“嗚嗚,我不管,就怪你就怪你,當初我要報警校的時候你們為什麼不攔著,嗚嗚,我快死了,累死了曬死了渴死了嚇死了!”
幾天軍訓下來,顏茹當初的雄心壯誌全沒了,一邊哭訴一邊數落著。
莫舒雲聽的又好氣又好笑。
“這累死了曬死了渴死了媽能理解,嚇死了是怎麼個意思啊?”
顏肅都快心疼死了,哽咽道:“你還在計較那嚇死了是什麼呢,你沒聽到女兒都委屈成什麼樣了?當初我就說不要報警校不要報警校,你們娘倆誰也不聽我的,現在可怎麼好!”“丫丫,要不爸爸去金陵陪你幾天?給你帶點好吃的?”
顏茹哭的更來勁了。
“嗚嗚,爸爸,見不到,都不讓出校門,什麼都不讓,跟坐牢一樣,我不要當警察了,我要做老師!”
“哎呀,乖女兒不哭不哭……”
莫舒雲受不了兩人,將顏肅踹到一邊去,繼續安撫道:“顏丫丫,你多大人了還哭鼻子,給我眼淚把擦乾淨了好好說,是不是老師欺負人了還是跟同學處不好了?”
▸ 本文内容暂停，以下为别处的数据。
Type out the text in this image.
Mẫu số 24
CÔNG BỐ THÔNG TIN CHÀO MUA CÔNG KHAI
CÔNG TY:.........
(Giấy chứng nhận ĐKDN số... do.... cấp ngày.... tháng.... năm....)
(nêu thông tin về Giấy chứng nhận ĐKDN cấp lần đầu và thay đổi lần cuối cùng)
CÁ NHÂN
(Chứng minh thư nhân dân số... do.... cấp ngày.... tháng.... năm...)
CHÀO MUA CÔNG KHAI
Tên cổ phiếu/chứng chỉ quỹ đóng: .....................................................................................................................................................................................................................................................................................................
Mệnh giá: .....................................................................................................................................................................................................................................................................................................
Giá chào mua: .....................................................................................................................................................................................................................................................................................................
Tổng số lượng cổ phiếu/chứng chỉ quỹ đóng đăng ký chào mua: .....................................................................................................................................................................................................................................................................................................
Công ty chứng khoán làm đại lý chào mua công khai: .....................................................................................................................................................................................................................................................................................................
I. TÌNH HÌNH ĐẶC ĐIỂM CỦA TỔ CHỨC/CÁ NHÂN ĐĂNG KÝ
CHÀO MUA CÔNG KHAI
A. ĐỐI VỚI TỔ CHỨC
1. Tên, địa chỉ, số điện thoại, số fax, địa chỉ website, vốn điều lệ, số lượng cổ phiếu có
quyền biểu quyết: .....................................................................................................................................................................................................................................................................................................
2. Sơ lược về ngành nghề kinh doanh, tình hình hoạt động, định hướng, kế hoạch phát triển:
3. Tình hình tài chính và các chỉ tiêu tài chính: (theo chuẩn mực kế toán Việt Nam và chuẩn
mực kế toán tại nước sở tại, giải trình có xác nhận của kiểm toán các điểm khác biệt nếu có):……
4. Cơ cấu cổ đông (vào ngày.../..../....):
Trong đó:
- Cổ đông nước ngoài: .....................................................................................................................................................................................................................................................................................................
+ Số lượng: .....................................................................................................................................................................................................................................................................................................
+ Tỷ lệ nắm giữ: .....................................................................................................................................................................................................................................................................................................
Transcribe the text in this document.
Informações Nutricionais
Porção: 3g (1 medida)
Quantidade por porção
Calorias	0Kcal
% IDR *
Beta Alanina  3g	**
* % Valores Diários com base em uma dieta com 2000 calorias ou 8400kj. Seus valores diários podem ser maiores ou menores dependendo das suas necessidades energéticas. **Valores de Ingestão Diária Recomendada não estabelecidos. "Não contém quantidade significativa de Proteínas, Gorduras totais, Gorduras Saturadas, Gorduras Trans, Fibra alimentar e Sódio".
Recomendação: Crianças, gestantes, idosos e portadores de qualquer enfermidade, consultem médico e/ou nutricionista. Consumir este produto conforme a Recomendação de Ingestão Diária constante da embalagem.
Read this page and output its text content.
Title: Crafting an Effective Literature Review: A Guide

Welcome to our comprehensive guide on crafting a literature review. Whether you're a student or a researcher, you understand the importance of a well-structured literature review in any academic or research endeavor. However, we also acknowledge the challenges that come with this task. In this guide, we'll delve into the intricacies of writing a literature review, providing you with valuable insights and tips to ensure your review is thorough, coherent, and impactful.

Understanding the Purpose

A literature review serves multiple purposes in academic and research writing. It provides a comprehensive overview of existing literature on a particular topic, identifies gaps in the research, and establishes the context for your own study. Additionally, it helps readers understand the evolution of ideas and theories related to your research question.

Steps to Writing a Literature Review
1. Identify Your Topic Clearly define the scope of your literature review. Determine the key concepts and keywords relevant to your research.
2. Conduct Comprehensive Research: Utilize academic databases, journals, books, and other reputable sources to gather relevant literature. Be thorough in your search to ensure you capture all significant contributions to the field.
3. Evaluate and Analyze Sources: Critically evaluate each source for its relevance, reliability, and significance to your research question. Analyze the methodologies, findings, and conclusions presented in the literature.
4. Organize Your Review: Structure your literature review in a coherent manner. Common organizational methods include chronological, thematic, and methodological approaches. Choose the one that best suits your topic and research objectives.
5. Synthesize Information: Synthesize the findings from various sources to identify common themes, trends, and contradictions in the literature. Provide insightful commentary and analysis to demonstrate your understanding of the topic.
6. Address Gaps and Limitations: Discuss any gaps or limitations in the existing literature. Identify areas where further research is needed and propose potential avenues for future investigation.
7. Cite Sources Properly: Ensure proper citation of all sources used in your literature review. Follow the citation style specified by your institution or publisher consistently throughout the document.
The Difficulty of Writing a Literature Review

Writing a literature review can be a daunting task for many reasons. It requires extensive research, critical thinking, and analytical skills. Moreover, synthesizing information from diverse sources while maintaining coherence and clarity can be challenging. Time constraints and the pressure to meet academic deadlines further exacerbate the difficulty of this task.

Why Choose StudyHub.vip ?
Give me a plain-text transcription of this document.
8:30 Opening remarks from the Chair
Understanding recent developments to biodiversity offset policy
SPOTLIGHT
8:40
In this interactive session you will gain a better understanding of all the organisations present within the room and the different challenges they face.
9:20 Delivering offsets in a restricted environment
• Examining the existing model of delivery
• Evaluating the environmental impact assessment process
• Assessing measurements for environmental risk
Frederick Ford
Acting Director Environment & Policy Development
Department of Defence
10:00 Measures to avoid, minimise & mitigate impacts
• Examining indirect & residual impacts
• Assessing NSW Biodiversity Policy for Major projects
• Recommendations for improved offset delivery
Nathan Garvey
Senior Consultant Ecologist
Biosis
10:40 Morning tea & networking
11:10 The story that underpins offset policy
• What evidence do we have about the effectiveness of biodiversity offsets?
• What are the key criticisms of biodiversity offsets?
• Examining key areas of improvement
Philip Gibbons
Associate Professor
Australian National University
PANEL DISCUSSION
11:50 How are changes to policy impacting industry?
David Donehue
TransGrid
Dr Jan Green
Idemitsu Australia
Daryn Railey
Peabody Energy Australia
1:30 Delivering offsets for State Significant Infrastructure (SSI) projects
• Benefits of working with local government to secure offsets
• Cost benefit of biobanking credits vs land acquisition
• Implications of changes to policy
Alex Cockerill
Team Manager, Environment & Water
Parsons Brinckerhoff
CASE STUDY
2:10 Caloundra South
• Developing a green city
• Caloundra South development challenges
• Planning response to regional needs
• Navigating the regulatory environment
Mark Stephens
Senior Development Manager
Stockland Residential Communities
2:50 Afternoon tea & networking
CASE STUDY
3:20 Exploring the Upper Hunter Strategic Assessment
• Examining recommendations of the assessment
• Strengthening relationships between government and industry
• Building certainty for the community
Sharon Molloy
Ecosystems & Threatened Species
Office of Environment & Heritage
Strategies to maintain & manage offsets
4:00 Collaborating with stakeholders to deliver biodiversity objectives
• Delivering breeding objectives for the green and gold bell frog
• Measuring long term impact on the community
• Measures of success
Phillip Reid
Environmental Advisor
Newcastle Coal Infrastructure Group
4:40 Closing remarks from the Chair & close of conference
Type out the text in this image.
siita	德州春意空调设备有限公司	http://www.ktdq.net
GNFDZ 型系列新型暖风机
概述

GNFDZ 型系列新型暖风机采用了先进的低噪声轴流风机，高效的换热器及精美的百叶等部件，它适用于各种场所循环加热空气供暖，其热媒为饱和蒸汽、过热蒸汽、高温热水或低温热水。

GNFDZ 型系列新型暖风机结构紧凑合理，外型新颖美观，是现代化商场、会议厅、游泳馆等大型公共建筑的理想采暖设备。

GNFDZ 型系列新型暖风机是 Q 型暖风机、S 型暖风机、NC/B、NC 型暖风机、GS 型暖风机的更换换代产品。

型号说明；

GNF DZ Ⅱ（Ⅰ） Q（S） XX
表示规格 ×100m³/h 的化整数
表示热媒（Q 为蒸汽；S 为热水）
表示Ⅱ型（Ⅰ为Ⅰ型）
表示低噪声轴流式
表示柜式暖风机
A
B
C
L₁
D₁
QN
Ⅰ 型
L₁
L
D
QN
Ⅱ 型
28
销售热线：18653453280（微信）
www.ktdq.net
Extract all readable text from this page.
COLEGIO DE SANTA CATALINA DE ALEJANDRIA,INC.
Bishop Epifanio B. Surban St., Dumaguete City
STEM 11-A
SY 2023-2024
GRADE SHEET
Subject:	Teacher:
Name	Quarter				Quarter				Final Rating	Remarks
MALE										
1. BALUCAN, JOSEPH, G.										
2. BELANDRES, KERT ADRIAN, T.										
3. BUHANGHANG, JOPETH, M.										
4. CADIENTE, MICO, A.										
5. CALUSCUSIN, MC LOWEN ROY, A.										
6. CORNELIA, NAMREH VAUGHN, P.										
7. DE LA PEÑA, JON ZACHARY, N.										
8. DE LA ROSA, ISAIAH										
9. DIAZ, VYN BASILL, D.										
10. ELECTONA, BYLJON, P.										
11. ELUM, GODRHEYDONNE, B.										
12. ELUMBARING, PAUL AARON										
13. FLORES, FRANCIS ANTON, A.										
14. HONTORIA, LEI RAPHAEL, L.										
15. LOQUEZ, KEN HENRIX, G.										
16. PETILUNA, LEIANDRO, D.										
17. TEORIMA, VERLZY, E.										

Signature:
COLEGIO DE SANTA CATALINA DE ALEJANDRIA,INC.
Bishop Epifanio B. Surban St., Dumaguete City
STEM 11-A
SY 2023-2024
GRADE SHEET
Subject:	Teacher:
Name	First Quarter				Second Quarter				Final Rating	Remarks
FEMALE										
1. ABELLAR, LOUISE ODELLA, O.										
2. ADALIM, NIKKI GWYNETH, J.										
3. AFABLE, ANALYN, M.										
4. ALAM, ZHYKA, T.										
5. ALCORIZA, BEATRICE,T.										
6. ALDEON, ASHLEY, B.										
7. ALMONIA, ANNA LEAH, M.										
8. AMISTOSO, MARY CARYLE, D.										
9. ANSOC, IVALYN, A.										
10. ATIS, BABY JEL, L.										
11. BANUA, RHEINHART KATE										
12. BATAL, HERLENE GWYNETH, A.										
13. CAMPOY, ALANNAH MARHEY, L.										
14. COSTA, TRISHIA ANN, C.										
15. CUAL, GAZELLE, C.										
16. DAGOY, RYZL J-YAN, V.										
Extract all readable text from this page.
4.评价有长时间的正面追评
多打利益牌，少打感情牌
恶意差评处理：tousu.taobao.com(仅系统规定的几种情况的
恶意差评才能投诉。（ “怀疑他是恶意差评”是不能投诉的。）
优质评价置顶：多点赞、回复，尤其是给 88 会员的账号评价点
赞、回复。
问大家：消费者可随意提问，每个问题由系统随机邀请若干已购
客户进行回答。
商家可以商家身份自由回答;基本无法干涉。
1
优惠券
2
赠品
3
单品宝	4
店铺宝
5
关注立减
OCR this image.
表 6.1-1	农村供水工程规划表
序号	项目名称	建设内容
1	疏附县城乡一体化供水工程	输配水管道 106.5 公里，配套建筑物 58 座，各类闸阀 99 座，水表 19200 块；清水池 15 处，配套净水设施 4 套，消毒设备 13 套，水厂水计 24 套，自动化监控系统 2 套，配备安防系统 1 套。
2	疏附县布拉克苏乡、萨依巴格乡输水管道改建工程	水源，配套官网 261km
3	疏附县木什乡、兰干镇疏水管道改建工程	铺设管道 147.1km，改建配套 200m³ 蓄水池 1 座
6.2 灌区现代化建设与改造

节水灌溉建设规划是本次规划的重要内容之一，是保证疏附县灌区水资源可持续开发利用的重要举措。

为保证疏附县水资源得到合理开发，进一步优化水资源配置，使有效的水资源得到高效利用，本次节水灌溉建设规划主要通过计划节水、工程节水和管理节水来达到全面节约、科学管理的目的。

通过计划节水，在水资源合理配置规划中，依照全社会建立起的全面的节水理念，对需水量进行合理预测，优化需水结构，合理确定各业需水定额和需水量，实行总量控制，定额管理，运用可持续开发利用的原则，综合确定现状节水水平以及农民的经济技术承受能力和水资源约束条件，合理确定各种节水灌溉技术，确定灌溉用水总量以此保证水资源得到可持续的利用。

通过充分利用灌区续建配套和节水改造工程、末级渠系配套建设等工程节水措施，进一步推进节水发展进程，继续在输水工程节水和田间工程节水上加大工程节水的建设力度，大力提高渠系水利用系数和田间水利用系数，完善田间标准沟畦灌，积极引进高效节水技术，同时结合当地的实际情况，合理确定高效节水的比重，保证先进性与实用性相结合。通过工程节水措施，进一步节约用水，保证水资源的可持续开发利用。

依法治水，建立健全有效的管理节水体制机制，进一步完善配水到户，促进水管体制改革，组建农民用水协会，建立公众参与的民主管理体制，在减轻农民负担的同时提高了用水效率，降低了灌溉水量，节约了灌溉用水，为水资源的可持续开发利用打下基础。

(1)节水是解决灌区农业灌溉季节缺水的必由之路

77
“教官好凶,嚇死人了,就會刁難我,我又不欠他的,他討厭死了!”
默默在一旁抽煙的人聽到這不由回頭看了一眼,他明明是給她加練,好讓她打好基礎好順利畢業,不至於抱著老師大腿一把鼻涕一把眼淚的才能畢業。
怎麼還恨上他了呢?
真是沒天理了。
莫名的朱朝陽心裡有種出師未捷身先死的感覺。
又思忖著是不是方法不對啊?
“教官刁難你?就刁難你一個人還是所有人啊?”
“就,就刁難我一個人,人家都回宿舍了,他還讓我繼續跑繼續練,嗚嗚,我腿都快斷了,嗓子都快冒煙了,我都要猝死了,他還讓我練,嗚嗚媽媽,教官是不是霸淩我啊?”
“哎呦,你說的這個情況還真不好說,那你沒問問是怎麼回事啊,是他覺得你太弱了想讓你跟上大部隊呢還是單純看你不順眼呀?”
“他就是看我不順眼,哼,我還看他不順眼呢,一天到晚黑著一張臉好像誰都欠他八百萬一樣,我詛咒他明天發燒起不了床!”
“誒誒誒,這就不好了啊……”
“咳咳咳……”
一口煙沒咽勻,朱朝陽突然嗆咳出聲,這死丫頭,還挺狠。
突然的咳嗽聲嚇了顏茹一大跳,連哭都忘了,忐忑不安的伸長脖子向這邊探看,當看到朱朝陽正黑著一張臉站在大牌子後麵時,顏茹的嘴突然癟的不像樣。
想哭不敢哭,想跑不敢跑,連視頻電話都忘了掛斷。
就聽那邊的莫舒雲焦急道:“丫丫,丫丫你怎麼了?說話啊,看到什麼了!”
顏茹嘴癟的根本說不出話,一雙眼驚恐的看著朱朝陽。
朱朝陽過去從她手裡拿過手機對準自己。
“您好,冒昧打擾您,我無意偷聽你們母女說話,隻是我覺得我需要解釋一下,我就是您女兒說的那個討厭的教官,我給她加練不是為了霸淩她,而是她的體質太差,如果她想要順利從警校畢業,就必須趁現在打好基礎!”
“額,是,您說的是,您……我女兒呢?”
“她在旁邊,不過似乎不太想說話!”
轉頭瞥向要哭又不敢哭的小丫頭,朱朝陽心裡都快開了花。
這個小哭包。
怎麼這麼有意思。
“啊是,那個,您怎麼稱呼啊?”莫舒雲整個都淩亂了,有點把握不住節奏了。
“我姓朱,叫朱朝陽,二老不用擔心,她在學校會很好的,一會兒還有加練,就先掛了!”
“是,那,那個您費心啊!”
直到電話掛斷莫舒雲還有些沒回過神。
這個黑臉教官,難怪女兒那麼怕她,壓迫感實在太強了。
將手機還給顏茹,朱朝陽咧了咧唇角,儘可能讓自己看起來平和點。
“眼淚擦擦,不要哭了!”
“哇……”
他不開口還好,這一開口憋了半天的人徹底崩潰了,直接哇一嗓子哭了出來。
眼見得有人向這邊看過來,急的朱朝陽手忙腳亂。
下意識的就想去摟她,手伸出去才意識到她現在還不是自己老婆。